Hani Almadhoun, directeur de la philanthropie à l'Office de secours et de travaux des Nations unies pour les réfugiés de Palestine au Proche-Orient (UNRWA) aux États-Unis, a notamment annoncé sur sa page Facebook et auprès de la chaîne américaine ABC que quatre de ses proches, dont un enfant de 13 ans, avaient été faits prisonniers par l'armée israélienne.
Certains internautes ont aussi fait état d'arrestations de membres de l'UNRWA, donnant une liste de noms de personnes censément interpellées.

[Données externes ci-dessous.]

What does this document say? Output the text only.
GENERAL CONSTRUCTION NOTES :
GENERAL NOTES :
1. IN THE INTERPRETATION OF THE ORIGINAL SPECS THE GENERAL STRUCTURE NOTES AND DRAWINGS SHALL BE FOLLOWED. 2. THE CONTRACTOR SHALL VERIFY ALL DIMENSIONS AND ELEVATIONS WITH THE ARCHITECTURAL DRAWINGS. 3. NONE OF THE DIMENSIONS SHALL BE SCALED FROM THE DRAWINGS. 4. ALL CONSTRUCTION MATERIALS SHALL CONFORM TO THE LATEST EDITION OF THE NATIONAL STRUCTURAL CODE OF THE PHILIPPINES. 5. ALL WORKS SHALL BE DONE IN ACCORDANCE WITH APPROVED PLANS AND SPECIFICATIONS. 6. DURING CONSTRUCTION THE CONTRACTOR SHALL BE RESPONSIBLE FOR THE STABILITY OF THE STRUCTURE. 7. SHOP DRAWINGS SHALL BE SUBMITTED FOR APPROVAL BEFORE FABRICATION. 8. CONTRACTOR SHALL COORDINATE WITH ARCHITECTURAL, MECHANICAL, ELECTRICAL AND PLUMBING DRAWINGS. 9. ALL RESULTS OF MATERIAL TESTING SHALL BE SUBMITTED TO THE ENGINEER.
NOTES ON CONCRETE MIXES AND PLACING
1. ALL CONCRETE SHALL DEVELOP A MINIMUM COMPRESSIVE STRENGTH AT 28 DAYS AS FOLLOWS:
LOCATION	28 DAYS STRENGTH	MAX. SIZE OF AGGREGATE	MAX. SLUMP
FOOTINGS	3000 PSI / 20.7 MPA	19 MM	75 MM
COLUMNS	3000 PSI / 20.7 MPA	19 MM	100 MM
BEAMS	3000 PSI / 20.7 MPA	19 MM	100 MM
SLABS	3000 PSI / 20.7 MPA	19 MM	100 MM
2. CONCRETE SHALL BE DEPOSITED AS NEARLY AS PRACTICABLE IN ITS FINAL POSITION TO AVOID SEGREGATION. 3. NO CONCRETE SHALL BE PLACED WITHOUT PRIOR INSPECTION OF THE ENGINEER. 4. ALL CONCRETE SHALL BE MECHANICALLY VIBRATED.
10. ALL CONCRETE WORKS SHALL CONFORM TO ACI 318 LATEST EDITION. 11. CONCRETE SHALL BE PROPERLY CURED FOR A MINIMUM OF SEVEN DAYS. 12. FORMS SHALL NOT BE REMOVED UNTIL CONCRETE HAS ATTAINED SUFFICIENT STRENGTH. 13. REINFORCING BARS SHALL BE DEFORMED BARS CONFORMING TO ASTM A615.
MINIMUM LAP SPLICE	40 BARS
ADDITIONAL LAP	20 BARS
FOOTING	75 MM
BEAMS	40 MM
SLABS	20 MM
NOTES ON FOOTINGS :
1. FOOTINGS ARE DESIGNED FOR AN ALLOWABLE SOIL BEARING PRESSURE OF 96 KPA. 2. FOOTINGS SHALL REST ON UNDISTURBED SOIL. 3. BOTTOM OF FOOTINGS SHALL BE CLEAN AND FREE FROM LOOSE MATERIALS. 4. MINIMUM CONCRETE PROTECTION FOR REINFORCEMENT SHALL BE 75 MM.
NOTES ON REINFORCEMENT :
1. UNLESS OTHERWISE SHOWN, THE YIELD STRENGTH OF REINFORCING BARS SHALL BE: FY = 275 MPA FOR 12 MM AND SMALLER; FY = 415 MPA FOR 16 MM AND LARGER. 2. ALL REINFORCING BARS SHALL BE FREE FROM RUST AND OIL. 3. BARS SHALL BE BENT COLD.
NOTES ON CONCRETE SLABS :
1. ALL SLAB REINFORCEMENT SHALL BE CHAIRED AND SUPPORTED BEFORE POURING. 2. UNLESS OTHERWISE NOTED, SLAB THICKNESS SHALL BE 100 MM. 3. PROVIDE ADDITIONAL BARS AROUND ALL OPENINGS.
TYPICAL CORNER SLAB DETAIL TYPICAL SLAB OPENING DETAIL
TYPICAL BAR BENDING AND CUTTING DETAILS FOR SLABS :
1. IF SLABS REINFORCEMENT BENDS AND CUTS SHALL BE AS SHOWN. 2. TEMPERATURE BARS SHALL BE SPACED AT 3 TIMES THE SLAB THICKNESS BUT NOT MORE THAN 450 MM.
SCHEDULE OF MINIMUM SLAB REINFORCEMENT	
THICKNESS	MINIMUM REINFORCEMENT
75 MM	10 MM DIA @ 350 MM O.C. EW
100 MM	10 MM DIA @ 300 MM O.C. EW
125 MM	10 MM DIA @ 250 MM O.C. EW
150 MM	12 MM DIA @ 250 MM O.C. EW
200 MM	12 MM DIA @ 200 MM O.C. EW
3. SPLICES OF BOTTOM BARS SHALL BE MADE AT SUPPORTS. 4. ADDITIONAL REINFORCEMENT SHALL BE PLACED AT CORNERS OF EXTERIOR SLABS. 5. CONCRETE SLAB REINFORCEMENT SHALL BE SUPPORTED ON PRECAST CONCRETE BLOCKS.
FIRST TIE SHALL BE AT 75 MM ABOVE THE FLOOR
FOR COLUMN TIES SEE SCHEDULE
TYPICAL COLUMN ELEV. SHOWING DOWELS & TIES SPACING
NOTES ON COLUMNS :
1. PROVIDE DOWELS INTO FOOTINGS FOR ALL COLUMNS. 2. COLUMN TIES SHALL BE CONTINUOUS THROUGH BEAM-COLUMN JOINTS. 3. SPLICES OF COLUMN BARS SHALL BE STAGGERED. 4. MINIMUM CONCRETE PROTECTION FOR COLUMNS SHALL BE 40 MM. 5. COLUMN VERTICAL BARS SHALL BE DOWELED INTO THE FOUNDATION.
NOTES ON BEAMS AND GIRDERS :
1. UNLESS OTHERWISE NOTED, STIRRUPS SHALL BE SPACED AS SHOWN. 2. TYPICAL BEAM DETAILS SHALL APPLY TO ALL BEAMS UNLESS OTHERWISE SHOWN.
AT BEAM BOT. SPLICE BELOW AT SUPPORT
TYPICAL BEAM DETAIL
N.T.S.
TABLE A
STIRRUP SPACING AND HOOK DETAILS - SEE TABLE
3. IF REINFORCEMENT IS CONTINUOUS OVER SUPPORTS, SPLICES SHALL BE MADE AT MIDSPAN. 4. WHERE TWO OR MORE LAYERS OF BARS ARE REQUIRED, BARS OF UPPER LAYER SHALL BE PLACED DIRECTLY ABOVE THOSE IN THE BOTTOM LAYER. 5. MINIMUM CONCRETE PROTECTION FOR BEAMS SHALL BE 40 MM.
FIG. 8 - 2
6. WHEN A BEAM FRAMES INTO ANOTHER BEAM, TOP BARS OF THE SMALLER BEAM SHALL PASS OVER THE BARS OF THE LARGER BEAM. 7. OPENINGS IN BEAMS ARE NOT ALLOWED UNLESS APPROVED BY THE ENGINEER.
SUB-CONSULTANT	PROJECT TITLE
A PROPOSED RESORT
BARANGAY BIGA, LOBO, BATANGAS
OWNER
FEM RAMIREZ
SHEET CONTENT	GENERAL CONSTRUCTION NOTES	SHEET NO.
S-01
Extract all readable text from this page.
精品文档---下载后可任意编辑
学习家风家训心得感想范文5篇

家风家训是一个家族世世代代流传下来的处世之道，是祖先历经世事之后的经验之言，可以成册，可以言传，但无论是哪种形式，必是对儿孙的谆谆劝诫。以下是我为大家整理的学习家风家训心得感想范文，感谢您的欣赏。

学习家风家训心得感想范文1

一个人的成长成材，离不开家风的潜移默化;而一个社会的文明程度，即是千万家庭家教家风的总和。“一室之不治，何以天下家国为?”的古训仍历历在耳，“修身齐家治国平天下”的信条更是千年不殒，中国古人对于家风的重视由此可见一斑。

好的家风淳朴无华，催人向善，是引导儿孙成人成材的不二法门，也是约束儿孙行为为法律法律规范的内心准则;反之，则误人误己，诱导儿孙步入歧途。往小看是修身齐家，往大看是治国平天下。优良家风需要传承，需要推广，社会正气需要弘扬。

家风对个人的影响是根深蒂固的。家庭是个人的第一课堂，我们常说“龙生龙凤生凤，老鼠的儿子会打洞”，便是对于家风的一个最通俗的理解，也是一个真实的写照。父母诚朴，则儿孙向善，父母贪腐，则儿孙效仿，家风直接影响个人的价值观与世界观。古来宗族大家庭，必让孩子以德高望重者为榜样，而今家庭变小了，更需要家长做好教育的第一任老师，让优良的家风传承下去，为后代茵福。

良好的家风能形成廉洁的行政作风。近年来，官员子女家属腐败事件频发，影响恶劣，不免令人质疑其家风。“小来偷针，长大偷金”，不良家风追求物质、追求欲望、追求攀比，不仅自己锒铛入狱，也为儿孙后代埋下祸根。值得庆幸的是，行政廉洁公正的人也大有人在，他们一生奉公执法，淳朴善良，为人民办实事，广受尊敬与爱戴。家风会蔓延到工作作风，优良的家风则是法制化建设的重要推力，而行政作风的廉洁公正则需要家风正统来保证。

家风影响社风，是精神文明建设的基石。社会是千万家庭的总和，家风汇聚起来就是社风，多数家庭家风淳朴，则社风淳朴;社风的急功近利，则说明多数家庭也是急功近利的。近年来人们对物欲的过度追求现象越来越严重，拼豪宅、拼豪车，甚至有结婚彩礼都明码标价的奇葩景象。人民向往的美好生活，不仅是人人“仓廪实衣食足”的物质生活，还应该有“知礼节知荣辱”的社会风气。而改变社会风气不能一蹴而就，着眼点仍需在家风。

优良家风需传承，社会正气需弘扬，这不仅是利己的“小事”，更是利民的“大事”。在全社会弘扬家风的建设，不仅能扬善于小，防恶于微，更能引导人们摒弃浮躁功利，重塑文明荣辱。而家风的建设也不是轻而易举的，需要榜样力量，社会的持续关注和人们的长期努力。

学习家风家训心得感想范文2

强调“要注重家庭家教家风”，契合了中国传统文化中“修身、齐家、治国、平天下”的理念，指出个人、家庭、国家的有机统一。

Contactée par notre rédaction, l'UNRWA a toutefois indiqué “ne pas avoir trouvé de correspondance dans son registre du personnel” avec ces noms.
Le jour-même, le média anglophone spécialisé sur l'actualité du Moyen-Orient The New Arab a aussi dénoncé l'arrestation d'un de ses correspondants, le journaliste Diaa Al-Kahlout.
"Les forces israéliennes à Gaza ont arrêté le journaliste Diaa Al-Kahlout, correspondant du service arabe du New Arab, ainsi que d'autres personnes, dont ses proches", a expliqué le média dans un article publié le 7 décembre, précisant ne pas avoir encore eu de nouvelles de son correspondant.
Le Committee to Protect Journalists (CPJ) a aussi demandé à "libérer immédiatement" le journaliste, dès les premières révélations sur son arrestation. Selon l'article du New Arab, la sœur de Diaa Al-Kahlout a déclaré que son frère avait été contraint, sous la menace d'une arme, de quitter sa fille handicapée de sept ans.
"L'armée est allée de porte en porte, de maison en maison"
Un témoignage concordant avec celui reçu par la rédaction des Observateurs de France 24, qui a pu entrer en contact avec un journaliste de la Deutsche Welle présent à Gaza, Mohammad Al Kahlout, issu de la même famille que le journaliste de The New Arab, Diaa Al Kahlout.
Originaire de Beit Lahia mais actuellement déplacé à Rafah, Mohammad Al Kahlout a déclaré sur Facebook que l'armée israélienne avait arrêté plusieurs de ses proches.
Ce dernier a aussi partagé auprès de notre rédaction des messages vocaux de sa cousine qui a assisté à la scène et raconte que l'armée israélienne est venue chercher ces prisonniers directement chez eux.
"L'armée est allée de porte en porte, de maison en maison et faisait sortir les habitants", raconte-t-elle dans ce message vocal. "Ensuite, les soldats tapaient aux portails avec la crosse du fusil" ajoute-t-elle. Elle précise aussi que les soldats interpellaient uniquement les hommes et "les ont obligés à se dénuder", avant de les faire sortir dans la rue, comme le montrent les images.
De premiers prisonniers libérés
Vendredi 8 décembre en début d'après-midi, la BBC a indiqué dans un article que de premiers prisonniers avaient été libérés.
Le directeur de la philanthropie à l'UNRWA aux Etats-Unis, Hani Almadhoun a aussi communiqué le 8 décembre en fin de matinée sur la libération de ses proches.
Le journaliste Mohammad Al Kahlout a lui indiqué à France 24 que trois de ses cousins ont aussi été libérés au matin du 8 décembre. Ce vendredi soir, ce dernier a précisé que son oncle, ses frères et le reste de ses cousins étaient encore en détention.
À l'heure où nous publions ces lignes, aucune annonce de libération concernant le journaliste Diaa Al Kahlout n'a été faite.